ABSTRACT

The European world between the Italian Renaissance and the First World War was very different from our contemporary international society. The reader will understand the context and achievement of European diplomacy more clearly if he keeps the differences well in mind, and does not let himself be unduly distracted by the family resemblance between the present global system and the European one out of which it grew. The ‘Europe’ into which Latin Christendom slowly developed was a much more integrated entity than our diverse world. It shared a common civilization and common values. In the Middle Ages a real spiritual unity existed alongside lay authority that was very diffused in practice. In post-medieval Europe this political fragmentation took another form: the fluid hierarchical system we call feudalism crystallized into a number of states of varying sizes, from the extensive and elective Holy Roman Empire and great kingdoms such as France and Spain to city states such as Venice and Lübeck. These states were still based partly on the hereditary right of the ruler to specific territories or lordships, and partly on what power and skill were able to acquire. Latin Christendom, though divided by the Reformation, continued to think of itself as an entity, now called under humanist influence the res publica christiana, the common-wealth of Christendom and increasingly also Europe.
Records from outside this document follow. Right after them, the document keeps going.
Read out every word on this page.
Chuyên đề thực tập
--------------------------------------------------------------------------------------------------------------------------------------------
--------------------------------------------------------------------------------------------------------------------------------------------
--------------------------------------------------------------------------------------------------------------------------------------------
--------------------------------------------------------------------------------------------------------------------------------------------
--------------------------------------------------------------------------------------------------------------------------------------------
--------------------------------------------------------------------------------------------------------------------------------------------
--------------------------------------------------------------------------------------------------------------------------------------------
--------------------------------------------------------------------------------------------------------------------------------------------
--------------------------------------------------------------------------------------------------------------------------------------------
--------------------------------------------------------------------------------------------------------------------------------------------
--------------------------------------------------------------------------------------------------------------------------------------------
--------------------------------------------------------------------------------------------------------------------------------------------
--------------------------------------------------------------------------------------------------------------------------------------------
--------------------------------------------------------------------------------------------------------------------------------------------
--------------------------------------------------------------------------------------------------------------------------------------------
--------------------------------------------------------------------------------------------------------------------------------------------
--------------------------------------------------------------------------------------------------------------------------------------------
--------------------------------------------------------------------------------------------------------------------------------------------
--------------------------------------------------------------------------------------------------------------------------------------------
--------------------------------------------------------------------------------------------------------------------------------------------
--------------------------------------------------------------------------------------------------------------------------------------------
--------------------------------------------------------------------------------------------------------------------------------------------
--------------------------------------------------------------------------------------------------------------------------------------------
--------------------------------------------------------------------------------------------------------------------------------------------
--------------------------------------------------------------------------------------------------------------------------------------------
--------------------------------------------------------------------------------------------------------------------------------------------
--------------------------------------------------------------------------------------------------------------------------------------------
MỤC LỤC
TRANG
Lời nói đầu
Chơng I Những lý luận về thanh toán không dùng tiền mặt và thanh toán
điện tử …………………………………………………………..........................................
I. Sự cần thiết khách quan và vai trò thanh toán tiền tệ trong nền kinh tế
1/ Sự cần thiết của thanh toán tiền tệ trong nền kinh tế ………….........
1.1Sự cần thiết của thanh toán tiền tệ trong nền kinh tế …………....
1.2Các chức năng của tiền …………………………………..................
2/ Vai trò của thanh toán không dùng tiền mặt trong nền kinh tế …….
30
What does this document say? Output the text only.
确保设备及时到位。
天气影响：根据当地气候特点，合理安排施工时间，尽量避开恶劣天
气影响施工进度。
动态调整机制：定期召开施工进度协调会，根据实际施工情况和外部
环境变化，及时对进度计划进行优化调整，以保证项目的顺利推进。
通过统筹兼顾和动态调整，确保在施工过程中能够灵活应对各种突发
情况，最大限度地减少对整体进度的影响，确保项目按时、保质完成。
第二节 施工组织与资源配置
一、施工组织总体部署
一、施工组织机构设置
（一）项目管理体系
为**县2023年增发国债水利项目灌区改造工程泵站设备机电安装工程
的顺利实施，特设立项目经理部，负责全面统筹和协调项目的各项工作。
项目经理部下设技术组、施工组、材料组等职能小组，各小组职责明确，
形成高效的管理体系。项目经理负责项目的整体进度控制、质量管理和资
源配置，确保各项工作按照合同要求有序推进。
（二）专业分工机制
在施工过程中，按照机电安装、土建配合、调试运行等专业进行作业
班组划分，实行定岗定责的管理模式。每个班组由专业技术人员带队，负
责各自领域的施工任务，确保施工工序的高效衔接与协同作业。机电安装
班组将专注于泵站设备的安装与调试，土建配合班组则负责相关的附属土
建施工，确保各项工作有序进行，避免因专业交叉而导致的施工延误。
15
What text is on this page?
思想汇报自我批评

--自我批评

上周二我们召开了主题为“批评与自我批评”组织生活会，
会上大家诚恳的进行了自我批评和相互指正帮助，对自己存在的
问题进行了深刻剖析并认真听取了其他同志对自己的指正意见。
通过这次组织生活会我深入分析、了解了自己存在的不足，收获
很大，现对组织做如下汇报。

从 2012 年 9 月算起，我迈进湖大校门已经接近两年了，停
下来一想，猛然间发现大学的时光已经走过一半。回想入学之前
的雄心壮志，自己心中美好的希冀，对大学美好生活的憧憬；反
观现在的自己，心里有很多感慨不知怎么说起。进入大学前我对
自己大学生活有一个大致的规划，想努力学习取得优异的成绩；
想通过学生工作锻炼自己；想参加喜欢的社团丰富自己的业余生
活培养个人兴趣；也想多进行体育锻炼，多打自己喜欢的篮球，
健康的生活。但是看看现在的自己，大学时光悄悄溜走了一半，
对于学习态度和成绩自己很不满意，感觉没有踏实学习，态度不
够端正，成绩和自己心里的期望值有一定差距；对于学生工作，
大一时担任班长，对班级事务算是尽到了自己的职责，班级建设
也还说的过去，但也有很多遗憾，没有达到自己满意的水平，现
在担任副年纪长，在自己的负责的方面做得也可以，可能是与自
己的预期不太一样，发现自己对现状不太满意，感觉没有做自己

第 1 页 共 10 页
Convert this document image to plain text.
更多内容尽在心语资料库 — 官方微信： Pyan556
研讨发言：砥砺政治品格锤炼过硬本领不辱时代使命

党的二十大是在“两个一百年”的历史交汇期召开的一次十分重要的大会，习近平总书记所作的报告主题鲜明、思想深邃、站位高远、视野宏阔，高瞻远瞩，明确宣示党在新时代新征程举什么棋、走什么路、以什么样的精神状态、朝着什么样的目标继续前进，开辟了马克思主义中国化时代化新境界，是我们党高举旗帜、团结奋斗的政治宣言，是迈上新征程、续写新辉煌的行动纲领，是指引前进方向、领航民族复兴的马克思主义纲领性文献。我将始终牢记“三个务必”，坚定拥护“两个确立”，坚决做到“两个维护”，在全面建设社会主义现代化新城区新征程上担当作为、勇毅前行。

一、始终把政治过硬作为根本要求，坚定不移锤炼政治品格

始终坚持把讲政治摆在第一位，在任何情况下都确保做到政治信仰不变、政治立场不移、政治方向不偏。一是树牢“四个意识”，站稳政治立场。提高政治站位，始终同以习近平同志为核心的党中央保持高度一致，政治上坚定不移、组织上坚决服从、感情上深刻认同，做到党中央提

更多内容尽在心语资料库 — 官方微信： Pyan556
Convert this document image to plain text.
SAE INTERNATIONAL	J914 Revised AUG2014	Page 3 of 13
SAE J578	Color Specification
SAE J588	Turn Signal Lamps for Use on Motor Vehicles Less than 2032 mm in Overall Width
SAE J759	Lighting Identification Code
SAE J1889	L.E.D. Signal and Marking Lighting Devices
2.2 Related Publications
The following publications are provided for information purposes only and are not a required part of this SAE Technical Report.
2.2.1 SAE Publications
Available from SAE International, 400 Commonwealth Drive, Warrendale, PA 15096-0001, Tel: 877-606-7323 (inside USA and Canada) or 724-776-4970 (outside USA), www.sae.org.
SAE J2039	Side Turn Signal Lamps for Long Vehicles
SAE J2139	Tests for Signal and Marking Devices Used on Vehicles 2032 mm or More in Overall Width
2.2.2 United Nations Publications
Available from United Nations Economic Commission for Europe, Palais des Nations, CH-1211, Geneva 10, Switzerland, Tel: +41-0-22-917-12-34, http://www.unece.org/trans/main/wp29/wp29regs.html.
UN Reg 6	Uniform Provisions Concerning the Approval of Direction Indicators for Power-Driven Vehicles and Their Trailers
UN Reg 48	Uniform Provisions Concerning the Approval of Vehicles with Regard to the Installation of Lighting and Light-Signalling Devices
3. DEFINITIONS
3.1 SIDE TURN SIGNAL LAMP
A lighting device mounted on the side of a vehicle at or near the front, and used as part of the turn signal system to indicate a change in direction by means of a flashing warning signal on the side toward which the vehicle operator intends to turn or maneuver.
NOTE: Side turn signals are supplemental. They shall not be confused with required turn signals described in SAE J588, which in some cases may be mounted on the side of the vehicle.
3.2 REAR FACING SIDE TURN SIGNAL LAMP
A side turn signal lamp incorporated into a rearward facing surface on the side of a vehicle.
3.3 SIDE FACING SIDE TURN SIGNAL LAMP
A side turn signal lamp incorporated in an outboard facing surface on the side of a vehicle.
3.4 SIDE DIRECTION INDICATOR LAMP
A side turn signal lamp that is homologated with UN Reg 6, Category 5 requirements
By the eighteenth century Burke could refer to Europe as ‘a federative society, or in other words a diplomatic republic’, and Voltaire could describe it as ‘une grande république partagée en plusieurs états’. And as we saw in the last chapter, during the Napoleonic wars the Hanoverian Heeren looked nostalgically back and hopefully foward to the states system of Europe as a ‘union of several contiguous states cemented together by a reciprocity of interests’.